China’s vice premier, Wu Yi, has given a clear signal that the country is interested to go ahead with reform and opening up of the economy. She was speaking at the beginning session of the first U.S.-China strategic economic dialogue. According to the reports, the vice premier has affirmed that China will ‘continue to deepen reform of the financial system’ and ‘reform the price-forming mechanism’ in order to interest rate and exchange rate to be based actually on market supply and demand graph.
On the other hand, U.S. Treasury Secretary Henry Paulson is under tremendous pressure by the American companies to emphasize on the importance of the currency flexibility. However, the solution of this problem is very much unlikely to be solved this time around. Even the U.S. establishment does not see a major breakthrough to be made in near future. However, they would definitely try to address the issue in order to pressurize China to solve the dispute in future.

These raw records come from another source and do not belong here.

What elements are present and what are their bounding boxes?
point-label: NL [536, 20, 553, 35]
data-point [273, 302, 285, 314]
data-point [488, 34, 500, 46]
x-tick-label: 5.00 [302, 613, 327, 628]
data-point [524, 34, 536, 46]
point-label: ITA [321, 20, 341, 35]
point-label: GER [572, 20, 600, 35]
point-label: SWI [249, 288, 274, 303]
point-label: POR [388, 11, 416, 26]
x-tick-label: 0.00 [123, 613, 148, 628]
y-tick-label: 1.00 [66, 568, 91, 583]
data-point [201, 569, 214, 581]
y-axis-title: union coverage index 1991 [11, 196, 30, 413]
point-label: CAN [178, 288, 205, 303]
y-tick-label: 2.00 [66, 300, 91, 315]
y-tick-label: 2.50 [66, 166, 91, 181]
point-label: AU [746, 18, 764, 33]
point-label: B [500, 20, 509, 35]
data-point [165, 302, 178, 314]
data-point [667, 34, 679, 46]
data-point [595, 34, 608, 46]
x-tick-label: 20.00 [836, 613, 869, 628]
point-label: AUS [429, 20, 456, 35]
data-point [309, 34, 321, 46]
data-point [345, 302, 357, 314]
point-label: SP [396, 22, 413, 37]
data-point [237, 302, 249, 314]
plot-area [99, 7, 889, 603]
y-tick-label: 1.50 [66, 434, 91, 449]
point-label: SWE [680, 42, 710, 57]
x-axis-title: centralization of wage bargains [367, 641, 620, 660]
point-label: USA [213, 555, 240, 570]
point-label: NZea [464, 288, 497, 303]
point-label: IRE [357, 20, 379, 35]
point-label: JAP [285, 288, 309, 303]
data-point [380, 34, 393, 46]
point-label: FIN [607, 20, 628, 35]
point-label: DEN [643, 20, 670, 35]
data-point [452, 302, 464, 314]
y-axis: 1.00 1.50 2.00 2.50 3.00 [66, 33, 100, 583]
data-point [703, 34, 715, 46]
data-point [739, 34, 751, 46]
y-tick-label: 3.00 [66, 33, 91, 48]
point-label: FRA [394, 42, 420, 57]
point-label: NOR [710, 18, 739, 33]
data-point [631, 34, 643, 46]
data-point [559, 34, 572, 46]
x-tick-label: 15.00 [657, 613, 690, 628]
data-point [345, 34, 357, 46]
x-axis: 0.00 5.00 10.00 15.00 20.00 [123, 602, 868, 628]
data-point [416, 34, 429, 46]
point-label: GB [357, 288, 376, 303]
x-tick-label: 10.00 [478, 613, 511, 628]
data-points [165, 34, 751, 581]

Apparently taking a balancing approach the U.S. has decided to emphasize on continuation of opening market to trade, competition and investment. Needless mentioning the Americans want a deeper penetration in Chinese market.
Following the recent trend it would be immaturity to predict any miraculous outcome from the ongoing summit in China as it always prefers gradualism. Since long the U.S. has been alleging that China is manipulating its currencies to expand its export base. However, even if China would be willing to make the currency flexible it would take year to accomplish.